What's a good Add to Cart Rate?

It depends on category. Mainstream e-commerce sits at 5-15% site-wide. Premium and luxury verticals run 2-5% because shoppers research longer. Fast fashion and impulse categories hit 15-25% because the median price is low and the psychological cost of adding is near zero. Baymard Institute and Contentsquare publish quarterly benchmarks — use them as sanity checks, but trust your own historical trend more than any industry median.

How is ACR different from Conversion Rate (CVR)?

ACR measures the view-to-add step. CVR usually means view-to-purchase end-to-end, or sometimes add-to-purchase depending on the company. The cleanest mental model is to track three rates: view-to-add (ACR), add-to-checkout, and checkout-to-purchase. Multiply them and you get end-to-end CVR. If end-to-end CVR drops, decomposing into the three sub-rates tells you which step regressed. A single CVR number tells you nothing about where to look.

Why is mobile ACR usually lower than desktop?

Mobile users browse more casually — more views per session, lower add-per-view conversion. And mobile UX makes adding harder: a small "add to cart" button on a thumb-driven screen has higher friction than a large desktop button. Apple Pay narrows the gap but never closes it. Always decompose ACR by platform before comparing to a competitor benchmark — comparing 60%-mobile traffic to 30%-mobile traffic without normalizing is a classic mistake.

How do I handle "buy now" buttons that skip the cart?

Treat them as add-to-cart events for ACR, then immediately as checkout-start events for the downstream rate. Most analytics teams fire both on a "buy now" tap so the funnel does not visibly skip a step. If your stack only fires the purchase event, you have a funnel gap that distorts every downstream rate, and the fix is instrumentation, not a SQL trick. Instrumentation gaps explain most "weird ACR numbers" you'll be asked about in your first month on a new team.

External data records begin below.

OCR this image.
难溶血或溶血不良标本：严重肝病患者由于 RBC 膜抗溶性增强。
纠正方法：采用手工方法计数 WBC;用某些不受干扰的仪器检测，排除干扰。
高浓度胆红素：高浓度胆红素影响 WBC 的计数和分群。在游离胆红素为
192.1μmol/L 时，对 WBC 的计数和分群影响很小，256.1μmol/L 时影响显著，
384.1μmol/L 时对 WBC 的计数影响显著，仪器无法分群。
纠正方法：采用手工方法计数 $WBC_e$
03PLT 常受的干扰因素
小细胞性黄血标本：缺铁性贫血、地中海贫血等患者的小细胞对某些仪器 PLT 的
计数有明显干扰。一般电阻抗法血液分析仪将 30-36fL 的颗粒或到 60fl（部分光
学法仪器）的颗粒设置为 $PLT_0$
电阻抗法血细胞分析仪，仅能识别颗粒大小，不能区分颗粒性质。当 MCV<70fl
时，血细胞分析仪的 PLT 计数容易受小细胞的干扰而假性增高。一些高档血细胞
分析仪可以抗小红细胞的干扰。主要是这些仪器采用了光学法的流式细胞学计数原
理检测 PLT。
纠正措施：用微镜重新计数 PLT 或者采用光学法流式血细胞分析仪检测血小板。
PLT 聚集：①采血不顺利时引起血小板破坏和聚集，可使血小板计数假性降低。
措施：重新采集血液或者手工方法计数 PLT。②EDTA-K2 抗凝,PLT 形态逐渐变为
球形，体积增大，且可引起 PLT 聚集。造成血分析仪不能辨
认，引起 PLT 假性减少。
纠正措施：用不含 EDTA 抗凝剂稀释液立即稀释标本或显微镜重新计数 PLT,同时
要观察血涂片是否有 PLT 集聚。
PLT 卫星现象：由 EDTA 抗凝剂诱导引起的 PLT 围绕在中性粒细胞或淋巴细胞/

Does ACR move with promotions?

Yes, sharply. Site-wide promos pump up ACR by 20-50% during the campaign because users add aspirationally with a discount-anchored mental model. The followup question is whether add-to-purchase also moves. If it does, the promo is converting incremental demand. If only ACR moves and downstream rates flatten, you have lured users into the cart with no intent to complete — fine for retargeting list growth, bad for cart abandonment. Always report ACR alongside cart abandonment when evaluating promo lift.